The career ladder — or career development, career arc, job growth, etc. that you want to call it — is a big deal. Take a look at this visual:
That was the basic first-world life path for much of the time after the Industrial Revolution. Now it looks a bit more like this:
That obviously impacts your individual career ladder. But there’s another thing you need to take into account, especially if you’re a decision-maker who can promote others.
The career ladder and the dirty little secret
Let’s start with two things that I mostly believe to be true about workplaces:
- Very few people understand what exactly their salary represents
- Very few people understand how/why others are promoted
If you add those two together with “We tend to put people in teams to do work, but we promote individuals,” you kind of explained a major lack of clarity for many about work. That’s when you come to review/bonus season and you’ve got some hard-charger shrieking at his boss “I hit all my targets!” and he’s getting zero reward or bump. But the boss? He probably just walked away with a cool new $20K. That’s life, baby!
[Tweet “Moving up the career ladder but not the respect ladder = good for no one.”]

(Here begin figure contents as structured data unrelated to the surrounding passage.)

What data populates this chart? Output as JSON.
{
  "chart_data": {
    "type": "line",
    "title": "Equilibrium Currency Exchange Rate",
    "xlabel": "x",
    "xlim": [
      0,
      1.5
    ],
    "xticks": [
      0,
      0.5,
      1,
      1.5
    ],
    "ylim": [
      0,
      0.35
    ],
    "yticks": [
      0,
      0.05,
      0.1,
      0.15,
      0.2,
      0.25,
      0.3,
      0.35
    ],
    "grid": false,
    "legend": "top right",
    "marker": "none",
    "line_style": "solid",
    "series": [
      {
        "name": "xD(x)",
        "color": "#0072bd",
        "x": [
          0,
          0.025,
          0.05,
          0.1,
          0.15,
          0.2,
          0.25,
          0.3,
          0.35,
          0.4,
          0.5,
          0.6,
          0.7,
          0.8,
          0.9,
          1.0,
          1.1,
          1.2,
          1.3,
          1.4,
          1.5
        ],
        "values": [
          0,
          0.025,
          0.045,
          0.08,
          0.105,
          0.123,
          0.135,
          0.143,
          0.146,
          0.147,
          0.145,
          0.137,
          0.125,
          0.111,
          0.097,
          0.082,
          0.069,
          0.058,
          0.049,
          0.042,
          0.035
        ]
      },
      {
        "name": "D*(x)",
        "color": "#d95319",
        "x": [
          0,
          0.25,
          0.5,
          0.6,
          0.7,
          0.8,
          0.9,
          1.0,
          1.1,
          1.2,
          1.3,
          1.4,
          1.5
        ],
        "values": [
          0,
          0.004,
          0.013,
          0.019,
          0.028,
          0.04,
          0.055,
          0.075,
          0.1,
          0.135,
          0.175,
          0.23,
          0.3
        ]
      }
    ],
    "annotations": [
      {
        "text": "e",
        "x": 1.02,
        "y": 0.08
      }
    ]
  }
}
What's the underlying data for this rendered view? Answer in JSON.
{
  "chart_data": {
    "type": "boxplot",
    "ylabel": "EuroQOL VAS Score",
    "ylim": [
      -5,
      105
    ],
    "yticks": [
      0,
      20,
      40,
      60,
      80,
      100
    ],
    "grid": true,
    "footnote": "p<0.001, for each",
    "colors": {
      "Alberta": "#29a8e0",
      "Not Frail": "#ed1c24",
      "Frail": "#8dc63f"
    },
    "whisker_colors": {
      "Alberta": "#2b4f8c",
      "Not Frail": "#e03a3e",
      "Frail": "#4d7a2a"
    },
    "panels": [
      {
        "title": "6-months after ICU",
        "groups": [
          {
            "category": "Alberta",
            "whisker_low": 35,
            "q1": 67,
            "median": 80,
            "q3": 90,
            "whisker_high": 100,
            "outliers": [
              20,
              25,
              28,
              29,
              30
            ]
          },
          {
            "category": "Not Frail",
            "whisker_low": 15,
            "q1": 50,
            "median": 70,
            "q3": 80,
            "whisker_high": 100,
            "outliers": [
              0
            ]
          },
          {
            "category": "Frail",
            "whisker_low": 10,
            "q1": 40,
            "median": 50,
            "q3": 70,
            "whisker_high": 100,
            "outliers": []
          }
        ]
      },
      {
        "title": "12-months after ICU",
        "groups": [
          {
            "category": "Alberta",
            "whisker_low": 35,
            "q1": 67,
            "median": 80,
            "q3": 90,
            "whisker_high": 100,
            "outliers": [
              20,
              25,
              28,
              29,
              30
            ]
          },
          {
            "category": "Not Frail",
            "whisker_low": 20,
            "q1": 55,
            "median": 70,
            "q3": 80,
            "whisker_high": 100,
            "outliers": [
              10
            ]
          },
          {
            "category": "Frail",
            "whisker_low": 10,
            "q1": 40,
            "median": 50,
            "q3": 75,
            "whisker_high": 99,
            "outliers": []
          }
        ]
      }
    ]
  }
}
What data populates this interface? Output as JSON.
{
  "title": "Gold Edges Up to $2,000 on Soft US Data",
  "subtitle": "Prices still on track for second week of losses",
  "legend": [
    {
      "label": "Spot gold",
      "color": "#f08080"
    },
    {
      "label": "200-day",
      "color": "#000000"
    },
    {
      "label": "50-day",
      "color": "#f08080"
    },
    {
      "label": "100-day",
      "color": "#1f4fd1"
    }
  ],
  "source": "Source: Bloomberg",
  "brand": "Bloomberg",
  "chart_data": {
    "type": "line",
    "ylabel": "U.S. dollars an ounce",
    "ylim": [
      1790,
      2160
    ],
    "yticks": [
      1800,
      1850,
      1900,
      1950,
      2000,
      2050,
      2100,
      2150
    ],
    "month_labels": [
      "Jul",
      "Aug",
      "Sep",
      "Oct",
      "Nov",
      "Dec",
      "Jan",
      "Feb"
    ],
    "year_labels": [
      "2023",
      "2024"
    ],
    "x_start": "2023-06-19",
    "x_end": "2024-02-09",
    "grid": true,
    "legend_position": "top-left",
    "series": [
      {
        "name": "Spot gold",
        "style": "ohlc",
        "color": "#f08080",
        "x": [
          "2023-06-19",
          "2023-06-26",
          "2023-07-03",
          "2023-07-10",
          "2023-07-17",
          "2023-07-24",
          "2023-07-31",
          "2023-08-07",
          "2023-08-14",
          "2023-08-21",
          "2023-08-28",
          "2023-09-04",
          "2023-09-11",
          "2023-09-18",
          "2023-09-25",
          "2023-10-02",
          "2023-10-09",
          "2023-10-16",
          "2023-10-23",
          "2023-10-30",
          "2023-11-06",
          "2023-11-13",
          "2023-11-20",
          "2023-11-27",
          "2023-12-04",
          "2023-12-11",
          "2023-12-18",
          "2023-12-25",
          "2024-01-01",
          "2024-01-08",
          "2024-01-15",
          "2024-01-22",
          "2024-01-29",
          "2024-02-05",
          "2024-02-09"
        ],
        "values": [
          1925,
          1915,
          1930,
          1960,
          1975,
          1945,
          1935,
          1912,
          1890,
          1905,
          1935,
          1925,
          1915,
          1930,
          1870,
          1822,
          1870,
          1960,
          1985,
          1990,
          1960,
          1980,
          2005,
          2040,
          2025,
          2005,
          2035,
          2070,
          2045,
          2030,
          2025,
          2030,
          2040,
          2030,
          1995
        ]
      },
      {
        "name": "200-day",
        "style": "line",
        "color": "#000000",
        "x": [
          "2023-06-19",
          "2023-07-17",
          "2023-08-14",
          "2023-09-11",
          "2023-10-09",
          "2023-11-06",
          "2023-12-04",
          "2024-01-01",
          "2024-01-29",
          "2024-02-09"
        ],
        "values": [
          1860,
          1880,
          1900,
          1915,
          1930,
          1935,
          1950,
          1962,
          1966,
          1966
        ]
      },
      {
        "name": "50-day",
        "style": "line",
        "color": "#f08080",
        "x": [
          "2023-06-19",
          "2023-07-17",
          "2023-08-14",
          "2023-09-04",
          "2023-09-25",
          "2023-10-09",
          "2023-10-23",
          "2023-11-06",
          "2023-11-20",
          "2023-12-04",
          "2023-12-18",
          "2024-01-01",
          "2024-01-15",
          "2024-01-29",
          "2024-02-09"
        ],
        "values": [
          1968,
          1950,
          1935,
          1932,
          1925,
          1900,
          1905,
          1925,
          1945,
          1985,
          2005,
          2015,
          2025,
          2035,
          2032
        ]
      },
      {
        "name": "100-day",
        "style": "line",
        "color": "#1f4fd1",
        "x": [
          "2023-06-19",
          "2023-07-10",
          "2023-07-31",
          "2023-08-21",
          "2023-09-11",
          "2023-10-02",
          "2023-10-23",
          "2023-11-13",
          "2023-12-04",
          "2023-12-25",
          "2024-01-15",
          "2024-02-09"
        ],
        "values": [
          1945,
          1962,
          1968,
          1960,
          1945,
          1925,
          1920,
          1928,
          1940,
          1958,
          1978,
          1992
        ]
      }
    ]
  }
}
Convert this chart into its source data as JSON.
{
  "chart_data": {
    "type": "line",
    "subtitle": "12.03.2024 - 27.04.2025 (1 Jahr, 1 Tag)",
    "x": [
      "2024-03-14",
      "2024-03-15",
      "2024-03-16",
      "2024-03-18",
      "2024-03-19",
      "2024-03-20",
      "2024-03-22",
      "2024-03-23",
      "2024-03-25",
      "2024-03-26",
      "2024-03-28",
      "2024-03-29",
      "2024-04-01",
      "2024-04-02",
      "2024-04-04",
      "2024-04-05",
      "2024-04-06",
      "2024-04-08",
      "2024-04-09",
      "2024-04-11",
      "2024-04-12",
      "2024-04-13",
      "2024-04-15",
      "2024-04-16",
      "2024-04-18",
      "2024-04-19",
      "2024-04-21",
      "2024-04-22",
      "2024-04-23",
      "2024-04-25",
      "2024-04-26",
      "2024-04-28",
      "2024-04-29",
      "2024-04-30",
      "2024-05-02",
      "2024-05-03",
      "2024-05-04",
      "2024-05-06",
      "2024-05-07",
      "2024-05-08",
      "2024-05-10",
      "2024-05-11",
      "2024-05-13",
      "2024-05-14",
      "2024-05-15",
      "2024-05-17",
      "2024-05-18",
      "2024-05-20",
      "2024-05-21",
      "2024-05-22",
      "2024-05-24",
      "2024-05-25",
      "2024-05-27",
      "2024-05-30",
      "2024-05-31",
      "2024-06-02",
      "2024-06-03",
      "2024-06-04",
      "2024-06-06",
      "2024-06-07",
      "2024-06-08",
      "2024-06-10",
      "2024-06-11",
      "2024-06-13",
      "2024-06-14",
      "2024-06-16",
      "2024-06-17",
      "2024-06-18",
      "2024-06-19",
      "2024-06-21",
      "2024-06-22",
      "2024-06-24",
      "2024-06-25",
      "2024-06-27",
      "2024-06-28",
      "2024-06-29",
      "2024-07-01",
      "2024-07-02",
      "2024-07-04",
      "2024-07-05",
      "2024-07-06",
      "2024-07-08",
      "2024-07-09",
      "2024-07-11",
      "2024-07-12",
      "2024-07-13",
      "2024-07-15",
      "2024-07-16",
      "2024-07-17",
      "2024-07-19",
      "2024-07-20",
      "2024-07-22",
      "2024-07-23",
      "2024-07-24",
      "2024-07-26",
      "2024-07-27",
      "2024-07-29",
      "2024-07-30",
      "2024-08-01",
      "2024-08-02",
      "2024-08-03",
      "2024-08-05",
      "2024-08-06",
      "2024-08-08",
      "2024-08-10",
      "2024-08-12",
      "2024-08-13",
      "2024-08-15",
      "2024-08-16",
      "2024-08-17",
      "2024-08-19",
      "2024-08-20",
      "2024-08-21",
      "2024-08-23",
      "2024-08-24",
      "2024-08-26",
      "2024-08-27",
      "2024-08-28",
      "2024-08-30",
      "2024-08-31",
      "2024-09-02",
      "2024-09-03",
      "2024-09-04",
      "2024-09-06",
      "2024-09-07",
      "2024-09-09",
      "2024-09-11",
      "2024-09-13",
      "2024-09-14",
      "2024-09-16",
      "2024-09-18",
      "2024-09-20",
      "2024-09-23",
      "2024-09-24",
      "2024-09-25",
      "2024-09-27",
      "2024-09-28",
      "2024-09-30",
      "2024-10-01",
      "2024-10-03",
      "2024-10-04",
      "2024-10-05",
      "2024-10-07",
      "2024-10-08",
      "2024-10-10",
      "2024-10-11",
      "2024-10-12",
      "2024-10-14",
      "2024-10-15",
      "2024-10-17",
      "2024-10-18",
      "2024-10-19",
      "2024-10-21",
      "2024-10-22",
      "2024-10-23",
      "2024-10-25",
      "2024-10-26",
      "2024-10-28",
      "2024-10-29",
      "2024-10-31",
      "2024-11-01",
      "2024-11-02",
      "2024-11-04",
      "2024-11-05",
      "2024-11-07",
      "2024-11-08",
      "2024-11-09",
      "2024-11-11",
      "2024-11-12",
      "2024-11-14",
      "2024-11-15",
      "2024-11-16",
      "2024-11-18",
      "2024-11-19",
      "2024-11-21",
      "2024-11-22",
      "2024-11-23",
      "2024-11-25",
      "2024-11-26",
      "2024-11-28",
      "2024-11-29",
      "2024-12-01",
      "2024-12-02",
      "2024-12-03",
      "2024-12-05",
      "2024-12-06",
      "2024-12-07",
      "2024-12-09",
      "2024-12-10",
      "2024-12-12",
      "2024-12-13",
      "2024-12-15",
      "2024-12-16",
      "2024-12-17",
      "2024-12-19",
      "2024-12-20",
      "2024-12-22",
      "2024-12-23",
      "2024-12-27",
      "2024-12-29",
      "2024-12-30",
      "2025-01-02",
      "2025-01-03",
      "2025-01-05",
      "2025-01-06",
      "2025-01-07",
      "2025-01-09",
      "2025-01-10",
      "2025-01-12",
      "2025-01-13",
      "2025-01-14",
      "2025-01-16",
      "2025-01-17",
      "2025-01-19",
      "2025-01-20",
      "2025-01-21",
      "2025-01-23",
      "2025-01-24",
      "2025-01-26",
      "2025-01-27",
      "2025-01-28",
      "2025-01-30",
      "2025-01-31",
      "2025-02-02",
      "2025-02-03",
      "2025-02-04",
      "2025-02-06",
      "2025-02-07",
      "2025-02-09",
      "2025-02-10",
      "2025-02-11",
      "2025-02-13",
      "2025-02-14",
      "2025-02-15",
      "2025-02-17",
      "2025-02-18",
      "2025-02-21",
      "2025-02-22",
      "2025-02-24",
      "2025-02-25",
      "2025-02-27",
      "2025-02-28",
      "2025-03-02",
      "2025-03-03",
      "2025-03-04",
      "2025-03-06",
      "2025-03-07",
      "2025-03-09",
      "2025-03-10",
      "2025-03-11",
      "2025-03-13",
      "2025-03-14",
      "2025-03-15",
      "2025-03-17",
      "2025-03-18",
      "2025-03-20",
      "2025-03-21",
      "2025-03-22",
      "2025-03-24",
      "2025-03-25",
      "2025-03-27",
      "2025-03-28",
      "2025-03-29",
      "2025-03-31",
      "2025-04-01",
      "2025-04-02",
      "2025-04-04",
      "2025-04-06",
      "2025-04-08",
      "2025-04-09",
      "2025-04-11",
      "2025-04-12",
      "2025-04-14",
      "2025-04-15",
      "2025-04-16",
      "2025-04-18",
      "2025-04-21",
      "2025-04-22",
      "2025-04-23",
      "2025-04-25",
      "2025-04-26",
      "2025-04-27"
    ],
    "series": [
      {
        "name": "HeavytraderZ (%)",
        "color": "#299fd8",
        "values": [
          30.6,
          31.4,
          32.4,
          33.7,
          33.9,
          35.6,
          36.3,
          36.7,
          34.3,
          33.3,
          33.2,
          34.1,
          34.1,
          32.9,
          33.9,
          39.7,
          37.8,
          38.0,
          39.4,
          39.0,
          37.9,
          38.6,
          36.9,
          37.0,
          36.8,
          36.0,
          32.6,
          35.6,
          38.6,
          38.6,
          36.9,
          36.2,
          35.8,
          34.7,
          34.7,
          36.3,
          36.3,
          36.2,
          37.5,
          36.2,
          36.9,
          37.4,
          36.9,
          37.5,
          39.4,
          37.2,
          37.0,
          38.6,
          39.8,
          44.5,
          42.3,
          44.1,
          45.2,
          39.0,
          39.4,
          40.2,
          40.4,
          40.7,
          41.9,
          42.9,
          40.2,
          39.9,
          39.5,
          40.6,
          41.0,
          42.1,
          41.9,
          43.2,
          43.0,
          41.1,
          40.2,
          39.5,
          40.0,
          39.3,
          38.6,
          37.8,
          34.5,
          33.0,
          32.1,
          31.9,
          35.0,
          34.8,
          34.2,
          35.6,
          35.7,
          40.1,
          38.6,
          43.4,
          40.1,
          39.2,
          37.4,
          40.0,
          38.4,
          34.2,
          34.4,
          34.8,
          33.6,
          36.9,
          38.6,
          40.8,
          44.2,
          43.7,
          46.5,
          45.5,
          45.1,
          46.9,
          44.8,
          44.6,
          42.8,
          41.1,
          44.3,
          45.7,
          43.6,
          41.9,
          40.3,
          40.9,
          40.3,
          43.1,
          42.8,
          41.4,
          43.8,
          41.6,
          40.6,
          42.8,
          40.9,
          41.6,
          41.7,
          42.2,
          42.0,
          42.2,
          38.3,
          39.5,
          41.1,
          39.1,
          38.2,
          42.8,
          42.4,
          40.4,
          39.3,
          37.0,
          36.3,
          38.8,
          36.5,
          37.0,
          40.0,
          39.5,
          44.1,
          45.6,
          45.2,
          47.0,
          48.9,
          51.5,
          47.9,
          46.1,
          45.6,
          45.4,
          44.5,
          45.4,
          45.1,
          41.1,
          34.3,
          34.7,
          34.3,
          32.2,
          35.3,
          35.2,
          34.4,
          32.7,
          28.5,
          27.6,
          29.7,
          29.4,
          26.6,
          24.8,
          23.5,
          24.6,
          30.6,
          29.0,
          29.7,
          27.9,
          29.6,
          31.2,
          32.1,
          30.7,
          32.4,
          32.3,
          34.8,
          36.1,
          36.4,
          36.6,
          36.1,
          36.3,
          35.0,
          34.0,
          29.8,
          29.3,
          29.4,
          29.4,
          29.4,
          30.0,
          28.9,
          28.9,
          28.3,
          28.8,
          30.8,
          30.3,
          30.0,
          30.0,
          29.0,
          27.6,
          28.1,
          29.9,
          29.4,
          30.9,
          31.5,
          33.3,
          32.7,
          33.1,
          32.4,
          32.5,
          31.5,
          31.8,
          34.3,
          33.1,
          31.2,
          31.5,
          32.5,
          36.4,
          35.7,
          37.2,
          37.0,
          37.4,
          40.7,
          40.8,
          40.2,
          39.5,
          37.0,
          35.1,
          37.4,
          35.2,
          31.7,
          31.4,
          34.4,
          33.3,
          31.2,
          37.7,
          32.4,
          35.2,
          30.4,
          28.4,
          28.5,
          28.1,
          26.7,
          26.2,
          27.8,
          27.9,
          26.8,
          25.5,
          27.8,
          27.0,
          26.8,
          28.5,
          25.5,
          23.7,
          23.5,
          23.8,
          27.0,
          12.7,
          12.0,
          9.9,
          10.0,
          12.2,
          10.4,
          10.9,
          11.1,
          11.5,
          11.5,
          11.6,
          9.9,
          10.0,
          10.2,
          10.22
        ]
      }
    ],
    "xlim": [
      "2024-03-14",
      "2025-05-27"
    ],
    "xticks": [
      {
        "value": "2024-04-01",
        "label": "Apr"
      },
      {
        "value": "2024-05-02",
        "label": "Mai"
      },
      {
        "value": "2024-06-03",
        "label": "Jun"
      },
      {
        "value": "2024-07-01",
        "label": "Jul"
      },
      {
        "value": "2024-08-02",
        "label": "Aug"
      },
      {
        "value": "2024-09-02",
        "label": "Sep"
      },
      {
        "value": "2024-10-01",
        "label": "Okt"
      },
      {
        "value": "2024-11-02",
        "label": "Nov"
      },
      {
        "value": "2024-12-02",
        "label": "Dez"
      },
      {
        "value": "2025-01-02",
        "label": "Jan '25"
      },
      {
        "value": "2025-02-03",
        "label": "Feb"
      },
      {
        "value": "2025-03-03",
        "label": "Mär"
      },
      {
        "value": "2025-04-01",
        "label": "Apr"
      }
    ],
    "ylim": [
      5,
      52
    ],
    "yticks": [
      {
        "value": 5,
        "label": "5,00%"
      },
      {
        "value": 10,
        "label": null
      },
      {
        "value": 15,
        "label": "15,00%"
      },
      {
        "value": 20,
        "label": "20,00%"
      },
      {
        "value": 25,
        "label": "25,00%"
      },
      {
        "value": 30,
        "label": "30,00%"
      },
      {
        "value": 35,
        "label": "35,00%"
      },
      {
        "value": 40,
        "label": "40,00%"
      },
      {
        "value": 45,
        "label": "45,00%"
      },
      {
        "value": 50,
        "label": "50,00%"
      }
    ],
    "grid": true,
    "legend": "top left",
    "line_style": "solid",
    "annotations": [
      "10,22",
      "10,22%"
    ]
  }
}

There’s some new research out of Stanford about high-power (i.e. decision-makers) but low-status (i.e. not respected) individuals within organizations. I’ve written about this once before too, in a post called ‘Standard hierarchy is the lowest form of respect.’ What do I mean by that? Have you ever had a boss where you only respected him/her because he/she was your boss? Yep. That’s it.
Here’s the Stanford research, and this part should pop out a bit:
On the flip side, people in low-status jobs often receive little respect and thus experience negative feelings about themselves and others. “People with a lot of control over resources but little of the respect that comes with high status may be prone to act based on the negative feelings that they have,” says Halevy. “And they can have a negative impact because they control resources, so power without status is toxic.”
This is how this evolves at many jobs: you got some target-chasing buffoon in the middle ranks who is close with a few SVPs or C-Suiters, so despite Peter Principle, he keeps getting bumped up. Within about five years, this guy — who probably has no clue what the organization even does, in reality — is now in charge of a ton of people, projects, decisions, and timelines. He has a lot of formal organizational power on the old career ladder, but he has virtually no respect. He’s a high-power, low-status individual. People have to respect him because he’s their boss/project manager, but no one actually does. We’ve all worked with this person, and/or multiple variations of this person. In fact, here are 12 such examples.
Anyway, this all leads to a lesson.
The career ladder lesson
As I mentioned above, few people understand what makes a person get promoted at work. But if I had to look under the hood of 100 different companies, I’d say a big factor is usually “proximity to those already in power.” Now, this can burn you too — if you’re someone that makes a COO look good, the COO doesn’t want to bump you up, because he wants to keep looking good and doing less work. It’s a double-edged sword in that way.
If you were a decision-making person in a company, though, your best bet (here’s the lesson!) would be to only promote people up the career ladder who have:
- Aptitude for the job/work (Important)
- Respect of others (More important)
See, any discussion about ‘the future of work’ is really just about respect. That’s it. Research has shown respect is crucial time and time again to work environments.
You need respect on teams and between bosses and employees, for sure. That’s very important. But you absolutely need respect from the highest ranks coming down. If you have a bunch of C-Suite people that don’t seem to give a shit about anything except themselves and their bonuses — and I’ve worked in those places — it’s really depressing to even come to work every day. Your work basically doesn’t matter, because even if your boss loves you and what you do, all that truly matters to that org is what the top dogs perched atop the career ladder want for themselves. I also call this “Country Club Management,” and it’s a big deal post-2008 recession. Executives who couldn’t retire yet want to hold on to their scratch.
So the best type of leader for an organization would be someone with high-power (organizational decision-making) and high-status, or high-respect.
In fact, I’d promote someone who hits less targets but seems to be more liked and respected over someone who hits more targets but everyone seems to fear or hate. In the second situation, you’re making someone into high-power and low-status. Look at the pull quote above to see what happens then.
If you don’t believe that, try this:
And what if you yourself sense that you’re acting out due to your own position of low status but high power? By mistreating others, you’ll further reduce your status in the eyes of coworkers and feel even more disrespected, setting up a “vicious cycle” of conflict, the researchers say. You’re better off using your energy to boost your status by, for instance, contributing more and demonstrating your competence. “People should be aware that there are constructive ways to ascend the status hierarchy,” says Halevy.
That second quote here is also fraught as hell. “Contributing more and demonstrating your competence.” Let me put that through a managerial translator for a second and see what happens. Standby. Beep beep boop boop beep beep beep boop. OK, got it.
So my broad takeaway here: if you have the power to promote people up their own career ladder, consider looking for those who appear to be respected by others. Give them the formal power. When your organization is seen to be led by high-power and high-respect individuals, others will follow. High-power (formal) and low-respect (earned)? Not so good.
What else you got re: career ladder, Peter Principle, and respect?